Note: Foreign documents (such as Certificate of Incorporation, Board Resolutions, Power of Attorney, etc.) must first be notarized by a notary public or relevant authority in the country of origin.

After notarization, these documents must be authenticated or apostilled by the Ministry of External Affairs (or equivalent authority) in the country of origin

All foreign documents submitted for company incorporation in Taiwan must be accompanied by a Chinese (Mandarin) translation.

Certification: The translation should be certified-either by a professional translation agency, a notary, or the Taiwan representative office (such as TECC) in your country.

Submission: Both the original (notarized/legalized) document and its certified Chinese translation must be submitted together.

Typical Documents Requiring Translation:

  • Certificate of Incorporation (of foreign parent company)
  • Board Resolution
  • Power of Attorney
  • Articles of Association/Constitution
  • Any other official documents issued in a foreign language

Note: Compliance with local anti-money laundering (AML) and tax laws is mandatory.
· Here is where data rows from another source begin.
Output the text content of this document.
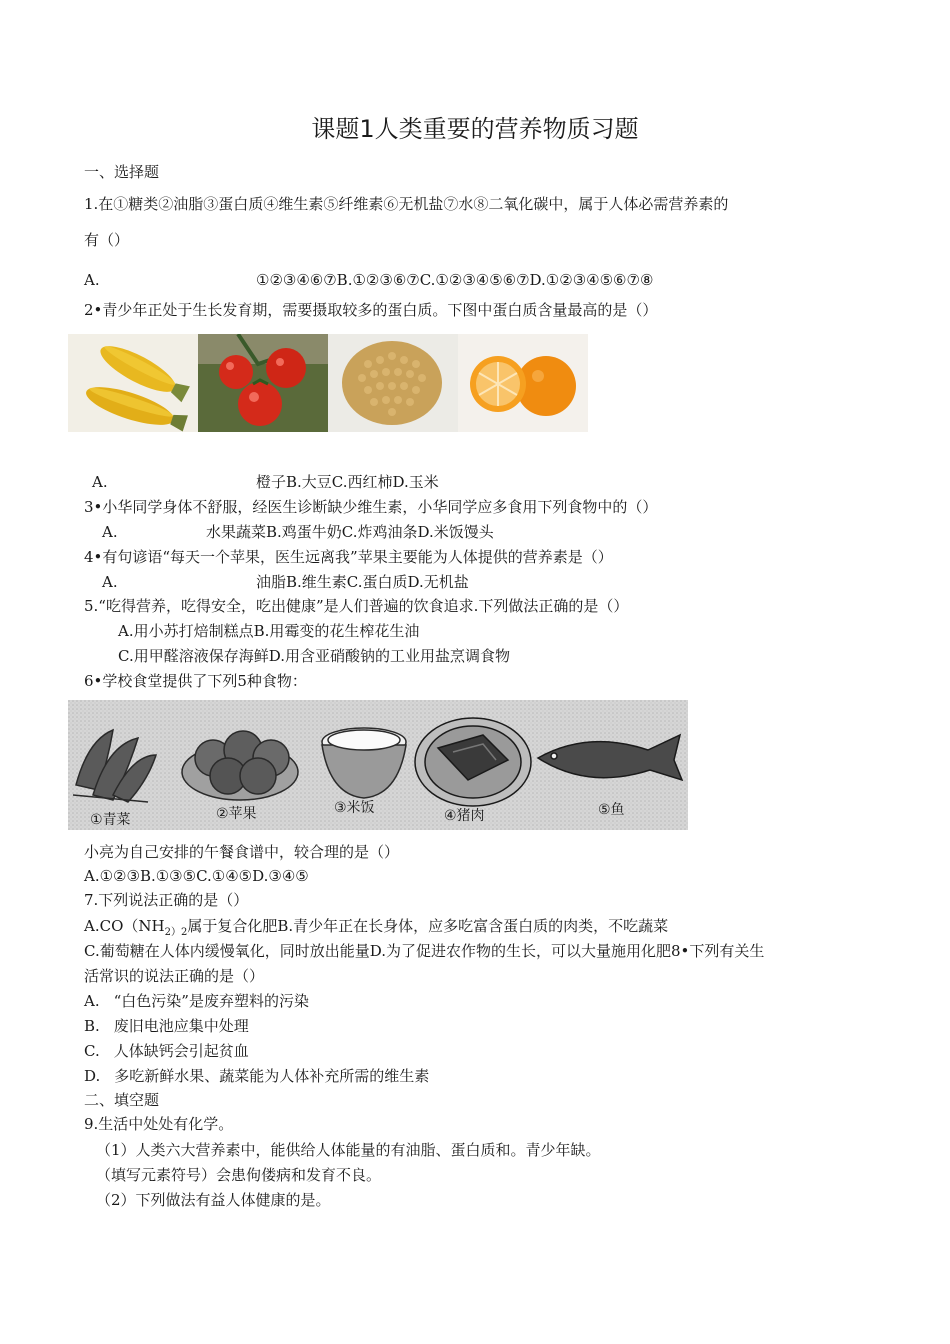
课题1人类重要的营养物质习题
一、选择题
1.在①糖类②油脂③蛋白质④维生素⑤纤维素⑥无机盐⑦水⑧二氧化碳中，属于人体必需营养素的
有（）
A.	①②③④⑥⑦B.①②③⑥⑦C.①②③④⑤⑥⑦D.①②③④⑤⑥⑦⑧
2•青少年正处于生长发育期，需要摄取较多的蛋白质。下图中蛋白质含量最高的是（）
A.	橙子B.大豆C.西红柿D.玉米
3•小华同学身体不舒服，经医生诊断缺少维生素，小华同学应多食用下列食物中的（）
A.	水果蔬菜B.鸡蛋牛奶C.炸鸡油条D.米饭馒头
4•有句谚语“每天一个苹果，医生远离我”苹果主要能为人体提供的营养素是（）
A.	油脂B.维生素C.蛋白质D.无机盐
5.“吃得营养，吃得安全，吃出健康”是人们普遍的饮食追求.下列做法正确的是（）
A.用小苏打焙制糕点B.用霉变的花生榨花生油
C.用甲醛溶液保存海鲜D.用含亚硝酸钠的工业用盐烹调食物
6•学校食堂提供了下列5种食物：
①青菜	②苹果	③米饭	④猪肉	⑤鱼
小亮为自己安排的午餐食谱中，较合理的是（）
A.①②③B.①③⑤C.①④⑤D.③④⑤
7.下列说法正确的是（）
$A.CO(NH_{2)2}$属于复合化肥B.青少年正在长身体，应多吃富含蛋白质的肉类，不吃蔬菜
C.葡萄糖在人体内缓慢氧化，同时放出能量D.为了促进农作物的生长，可以大量施用化肥8•下列有关生
活常识的说法正确的是（）
A. “白色污染”是废弃塑料的污染
B. 废旧电池应集中处理
C. 人体缺钙会引起贫血
D. 多吃新鲜水果、蔬菜能为人体补充所需的维生素
二、填空题
9.生活中处处有化学。
（1）人类六大营养素中，能供给人体能量的有油脂、蛋白质和。青少年缺。
（填写元素符号）会患佝偻病和发育不良。
（2）下列做法有益人体健康的是。
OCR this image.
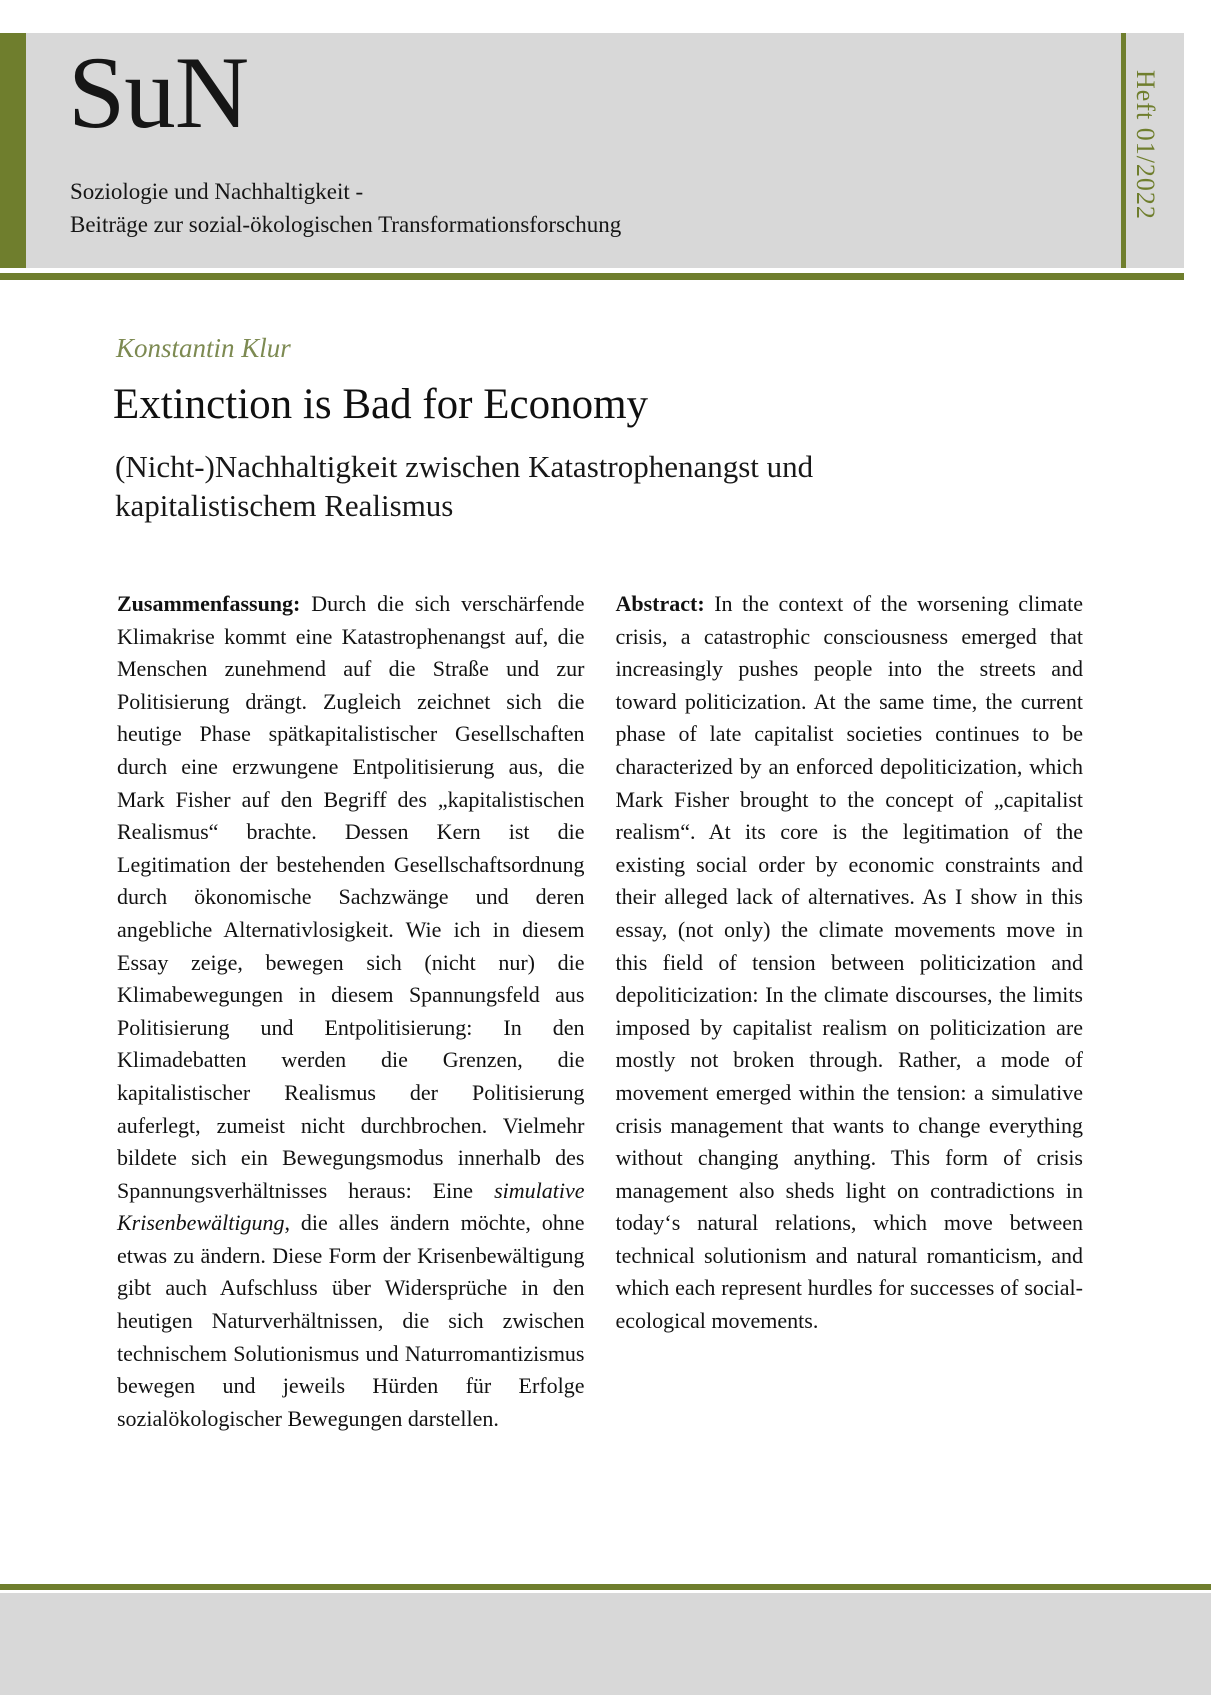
SuN
Soziologie und Nachhaltigkeit -
Beiträge zur sozial-ökologischen Transformationsforschung
Heft 01/2022
Konstantin Klur
Extinction is Bad for Economy
(Nicht-)Nachhaltigkeit zwischen Katastrophenangst und kapitalistischem Realismus
Zusammenfassung: Durch die sich verschärfende Klimakrise kommt eine Katastrophenangst auf, die Menschen zunehmend auf die Straße und zur Politisierung drängt. Zugleich zeichnet sich die heutige Phase spätkapitalistischer Gesellschaften durch eine erzwungene Entpolitisierung aus, die Mark Fisher auf den Begriff des „kapitalistischen Realismus“ brachte. Dessen Kern ist die Legitimation der bestehenden Gesellschaftsordnung durch ökonomische Sachzwänge und deren angebliche Alternativlosigkeit. Wie ich in diesem Essay zeige, bewegen sich (nicht nur) die Klimabewegungen in diesem Spannungsfeld aus Politisierung und Entpolitisierung: In den Klimadebatten werden die Grenzen, die kapitalistischer Realismus der Politisierung auferlegt, zumeist nicht durchbrochen. Vielmehr bildete sich ein Bewegungsmodus innerhalb des Spannungsverhältnisses heraus: Eine simulative Krisenbewältigung, die alles ändern möchte, ohne etwas zu ändern. Diese Form der Krisenbewältigung gibt auch Aufschluss über Widersprüche in den heutigen Naturverhältnissen, die sich zwischen technischem Solutionismus und Naturromantizismus bewegen und jeweils Hürden für Erfolge sozialökologischer Bewegungen darstellen.
Abstract: In the context of the worsening climate crisis, a catastrophic consciousness emerged that increasingly pushes people into the streets and toward politicization. At the same time, the current phase of late capitalist societies continues to be characterized by an enforced depoliticization, which Mark Fisher brought to the concept of „capitalist realism“. At its core is the legitimation of the existing social order by economic constraints and their alleged lack of alternatives. As I show in this essay, (not only) the climate movements move in this field of tension between politicization and depoliticization: In the climate discourses, the limits imposed by capitalist realism on politicization are mostly not broken through. Rather, a mode of movement emerged within the tension: a simulative crisis management that wants to change everything without changing anything. This form of crisis management also sheds light on contradictions in today‘s natural relations, which move between technical solutionism and natural romanticism, and which each represent hurdles for successes of social-ecological movements.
Whilst we have taken all reasonable precautions and steps to provide accurate and up to date information in this publication, we do not give any warranties or representations, whether express or implied, in this respect.

The information is subject to applicability of given provisions/ laws on individual entity and may change without prior notice. The information contained in this publication is subject to changes in tax and regulatory laws in different local jurisdiction.

None of the information contained in this publication constitutes a recommendation to engage in any transaction. No action should be taken based on this information without first seeking independent professional advice. We shall not be liable for any loss or damage whatsoever arising as a result of your use of or reliance on the information contained herein.